In the Nabi et al[34] review article titled “Prediction, prevention, and management of gastroesophageal reflux after per-oral endoscopic myotomy: An update” and published in the World Journal of Gastroenterology, the authors provided a well-organized, comprehensive review of post-POEM GER in terms of risk factors, diagnosis, prevention, and management. They provided an algorithm for the evaluation and management of post-POEM GER. Also, they summarized the conclusions of the published papers with a simple and clear figure of the current understanding of post-POEM GER.

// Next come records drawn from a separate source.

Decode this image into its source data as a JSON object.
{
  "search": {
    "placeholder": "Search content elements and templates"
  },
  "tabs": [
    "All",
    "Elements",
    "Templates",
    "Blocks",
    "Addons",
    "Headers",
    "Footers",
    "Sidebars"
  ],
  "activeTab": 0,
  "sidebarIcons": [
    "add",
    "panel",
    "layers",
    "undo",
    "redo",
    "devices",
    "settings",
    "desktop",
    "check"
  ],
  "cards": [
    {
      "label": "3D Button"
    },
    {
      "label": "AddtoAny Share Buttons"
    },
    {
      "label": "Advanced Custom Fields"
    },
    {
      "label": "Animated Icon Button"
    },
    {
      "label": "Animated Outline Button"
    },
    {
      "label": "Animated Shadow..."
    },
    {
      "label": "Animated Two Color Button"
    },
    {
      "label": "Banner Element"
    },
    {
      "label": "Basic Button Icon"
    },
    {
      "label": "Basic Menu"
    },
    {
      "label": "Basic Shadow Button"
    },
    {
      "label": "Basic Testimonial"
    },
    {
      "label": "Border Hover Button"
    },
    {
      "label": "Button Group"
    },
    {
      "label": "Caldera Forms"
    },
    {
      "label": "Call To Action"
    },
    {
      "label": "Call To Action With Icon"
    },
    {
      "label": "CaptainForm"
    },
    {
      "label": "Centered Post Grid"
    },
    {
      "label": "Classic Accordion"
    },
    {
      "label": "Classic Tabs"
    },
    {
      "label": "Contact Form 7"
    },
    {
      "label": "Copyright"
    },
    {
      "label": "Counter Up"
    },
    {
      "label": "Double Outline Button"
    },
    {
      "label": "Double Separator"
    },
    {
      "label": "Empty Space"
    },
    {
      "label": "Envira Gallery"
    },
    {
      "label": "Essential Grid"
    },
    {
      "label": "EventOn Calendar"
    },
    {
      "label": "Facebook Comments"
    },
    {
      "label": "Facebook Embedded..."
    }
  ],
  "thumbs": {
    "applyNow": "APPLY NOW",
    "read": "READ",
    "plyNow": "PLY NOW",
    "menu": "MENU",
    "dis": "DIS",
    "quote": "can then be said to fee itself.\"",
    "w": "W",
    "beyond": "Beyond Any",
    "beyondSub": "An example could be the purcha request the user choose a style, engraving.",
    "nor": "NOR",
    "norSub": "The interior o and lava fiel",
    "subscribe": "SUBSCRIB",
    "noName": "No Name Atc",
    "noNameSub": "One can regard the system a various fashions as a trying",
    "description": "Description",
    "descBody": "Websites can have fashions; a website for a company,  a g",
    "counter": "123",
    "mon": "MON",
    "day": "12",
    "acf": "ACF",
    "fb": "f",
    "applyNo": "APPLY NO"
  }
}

In our opinion, the diagnosis of GER after POEM should be determined using both objective and subjective approaches. Questionnaires and other subjective approaches for diagnosing GER can be used in conjunction with objective procedures or to evaluate the quality of life of individuals suspected of having post-POEM GER. It has been reported that nearly 60% of patients undergoing POEM may experience AET. Therefore, performing pHmetry, especially in symptomatic patients, can prove to be helpful in assessing the need for an endoscopic anti-reflux procedure. However, delaying this testing for at least 1 mo after the POEM procedure is important to avoid inaccurate results due to mucosal edema and damage. Existing data on myotomy techniques indicate certain techniques that decrease the risk of developing GER. However, these data were inconclusive. Therefore, when performing the POEM procedure, the choice of myotomy technique should not be influenced by concerns about the development of post-POEM GER. Instead, the decision should be based on the specific circumstances of the procedure, such as the difficulty level, the complexity of using the double-scope technique, and the experience and preference of the endoscopist. However, a trial should be conducted to minimize the length of the myotomy and lower the risk of prolonged post-POEM erosive esophagitis. The first line of management for patients at risk of developing GER should always be PPIs, which are effective in treating esophagitis in most patients. POEM + F is promising yet in the early stages of development. However, this procedure needs the endoscopist to have a surgical background or be an expert in POEM and third-space endoscopic procedures, with a proficient surgical team available as a backup. Long-term studies are necessary to validate the substantial risk associated with the procedure and the long-term efficacy. In addition, accessories manufacturing companies should collaborate with endoscopists to design necessary accessories to prevent off-label use of items such as endoloop, which may lead to various risks such as tool change delays and losing position during the procedure.